Intervista a Paolo Buggiani



L'interesse per la performance e il graffitismo a New York


Buggiani dà conto della vivacità di New York sia sul fronte performativo, sia su quello dell'arte praticata dai graffitari del South Bronx.

soggetti:
performance; Judson Dance Theater; Living Theater; graffitismo

persone citate: Oldenburg, Claes [artista] ; Geldzahler, Henry [curatore dell'arte americana al Metropolitan Museum of Art] ; Mead, Taylor [autore, attore e performer]

trascrizione:
M.R.: Oltre la fotografia sappiamo che sei entrato in contatto con moltissimi altri personaggi del mondo dell'arte presenti a New York e anche del mondo teatrale, per esempio il Living Theatre. Sei entrato in contatto con il gruppo frequentando il loro teatro, aperto fino al '63?

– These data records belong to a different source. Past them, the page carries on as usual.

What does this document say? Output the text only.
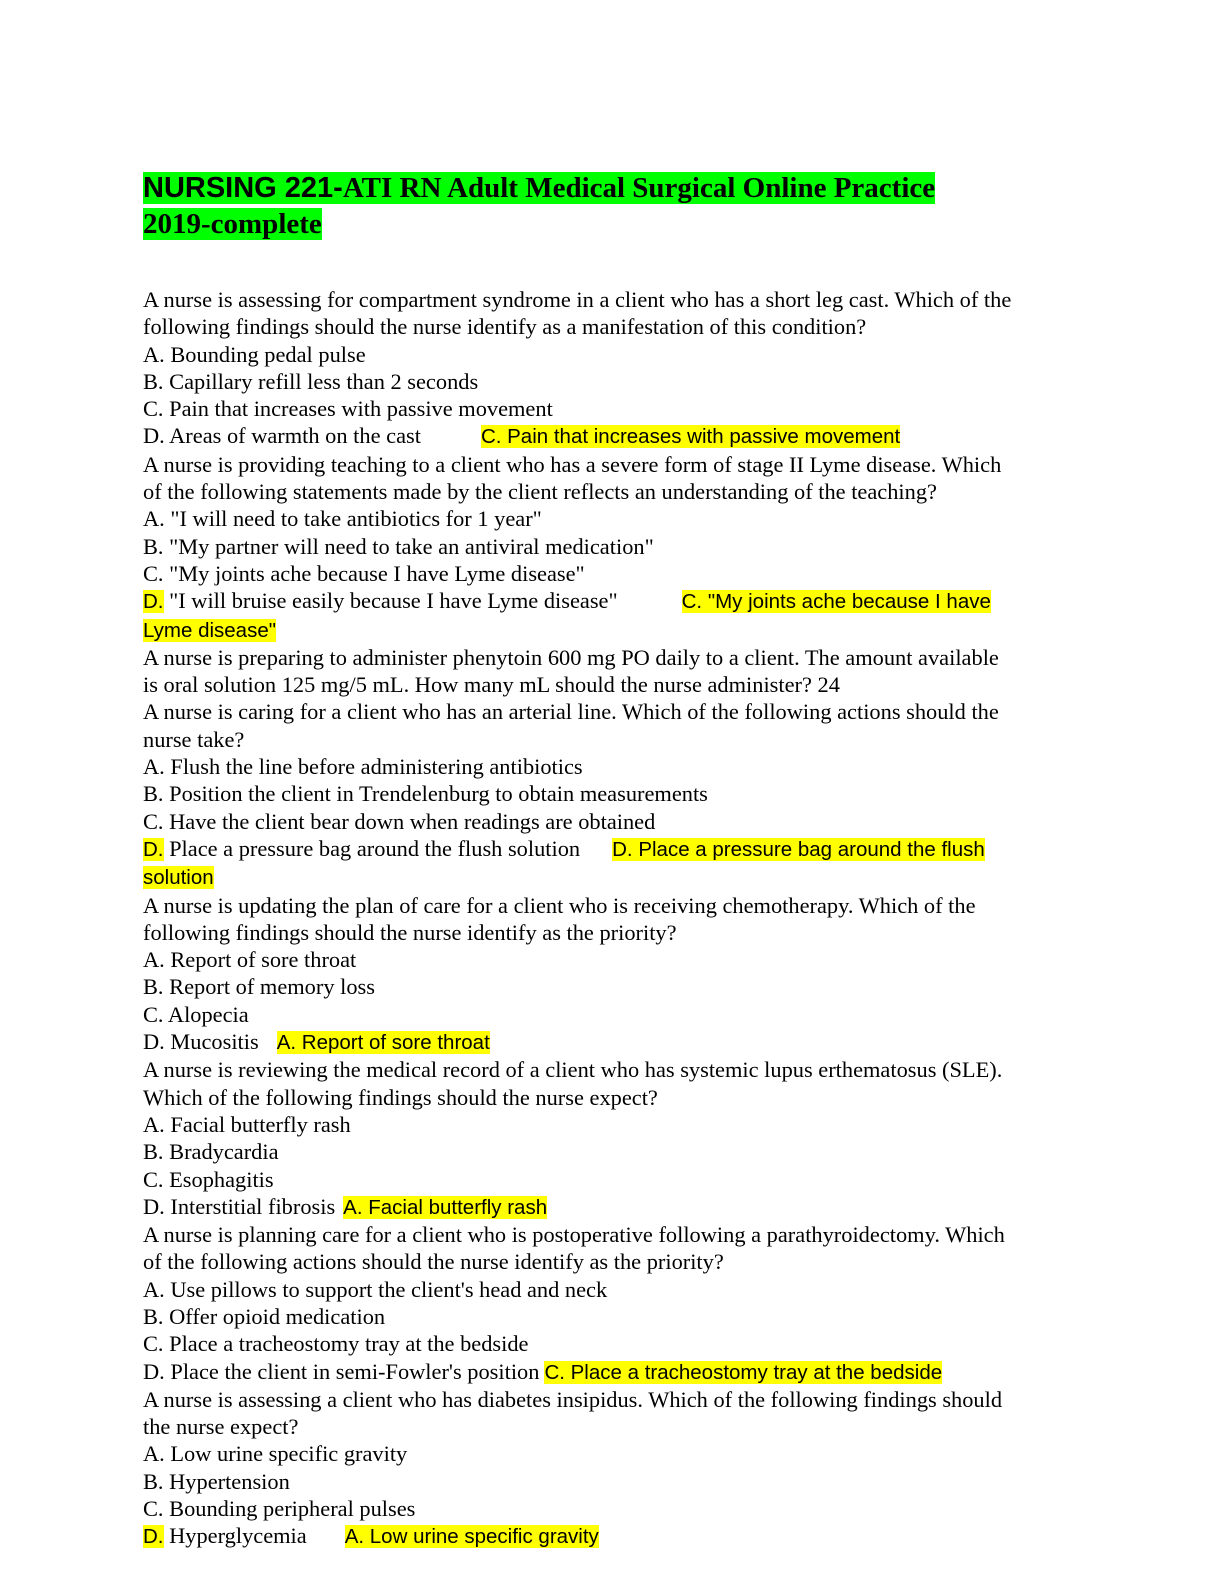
NURSING 221-ATI RN Adult Medical Surgical Online Practice
2019-complete

A nurse is assessing for compartment syndrome in a client who has a short leg cast. Which of the

following findings should the nurse identify as a manifestation of this condition?

A. Bounding pedal pulse

B. Capillary refill less than 2 seconds

C. Pain that increases with passive movement

D. Areas of warmth on the cast	C. Pain that increases with passive movement

A nurse is providing teaching to a client who has a severe form of stage II Lyme disease. Which

of the following statements made by the client reflects an understanding of the teaching?

A. "I will need to take antibiotics for 1 year"

B. "My partner will need to take an antiviral medication"

C. "My joints ache because I have Lyme disease"

D. "I will bruise easily because I have Lyme disease"	C. "My joints ache because I have

Lyme disease"

A nurse is preparing to administer phenytoin 600 mg PO daily to a client. The amount available

is oral solution 125 mg/5 mL. How many mL should the nurse administer? 24

A nurse is caring for a client who has an arterial line. Which of the following actions should the

nurse take?

A. Flush the line before administering antibiotics

B. Position the client in Trendelenburg to obtain measurements

C. Have the client bear down when readings are obtained

D. Place a pressure bag around the flush solution D. Place a pressure bag around the flush

solution

A nurse is updating the plan of care for a client who is receiving chemotherapy. Which of the

following findings should the nurse identify as the priority?

A. Report of sore throat

B. Report of memory loss

C. Alopecia

D. Mucositis A. Report of sore throat

A nurse is reviewing the medical record of a client who has systemic lupus erthematosus (SLE).

Which of the following findings should the nurse expect?

A. Facial butterfly rash

B. Bradycardia

C. Esophagitis

D. Interstitial fibrosis A. Facial butterfly rash

A nurse is planning care for a client who is postoperative following a parathyroidectomy. Which

of the following actions should the nurse identify as the priority?

A. Use pillows to support the client's head and neck

B. Offer opioid medication

C. Place a tracheostomy tray at the bedside

D. Place the client in semi-Fowler's position C. Place a tracheostomy tray at the bedside

A nurse is assessing a client who has diabetes insipidus. Which of the following findings should

the nurse expect?

A. Low urine specific gravity

B. Hypertension

C. Bounding peripheral pulses

D. Hyperglycemia A. Low urine specific gravity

P.B.: Io li vedevo più che altro quando c'era una performance, non so se a The Kitchen, o in una chiesa sconsacrata a Washington Square, dove facevano delle rappresentazioni di teatro sperimentale. Ogni tanto era coinvolto questo Taylor Mead, che era molto buffo. Una volta stava aggrappato a una palma che veniva mossa e lui diceva: "I'm flying, I'm flying". Poi ho visto delle performance fatte da Oldenburg a The Armory verso la 60esima o 68esima. C'era una piscina e c'era Henry Geldzahler su un gonfiabile che vi veniva spinto. Adesso non mi ricordo bene. Poi c'era una cosa di Frank Stella, di due che giocavano a tennis con una rete, ma senza la pallina. Però c'era questa registrazione "tonct tonct". Erano delle rappresentazioni, delle performance.

M.R.: Quindi eri interessato all'approccio performativo?

P.B.: Sì, però le cose vere e proprie erano le cose dei giovani. Come il South Bronx con "Fashion Moda" dove c'erano molte cose fantastiche. Lì ho tenuto una mostra anch'io. Ho fatto un quadro che era proprio interessante… forse ho trovato delle diapositive. Ho dipinto un pugno con scritto "revolution" con i pennelli su una specie di montagna, e poi uno di questi che vola. Poi sono arrivati i ragazzi graffitari del South Bronx e hanno cominciato a fare i loro graffiti, però lì c'era il muro dove dipingevano e qui c'era questo plexiglas. Tra il muro e il plexiglas c'erano questi che lavoravano e dipingevano anche sul plexiglas, fino a sparire. Quindi questo quadro era tridimensionale. Era gente abituata a fare i graffiti dappertutto: avevano queste due superfici e l'hanno riempite.
Sempre interessanti questi giovanissimi graffitari.
Sono sicuro che il complimento più bello l'ho avuto da uno di questi portoricani che facevano i graffiti. Avevo appena attraversato il ponte di Brooklyn con la mia macchina, la testa del "Cavallo di Troia". La Volswagen era trasformata in una scultura viaggiante, con i cannoncini. Ero a un semaforo rosso e aspettavo il verde. Questo ragazzino - avrà avuto 11 anni, non di più - ha visto la macchina così e m'ha detto: "This is Art"! Poi è venuto il verde e non l'ho potuto nemmeno ringraziare del complimento, però me lo ricordo sempre perché era fantastico.
"This is Art"! Lui così piccoletto aveva capito tutto!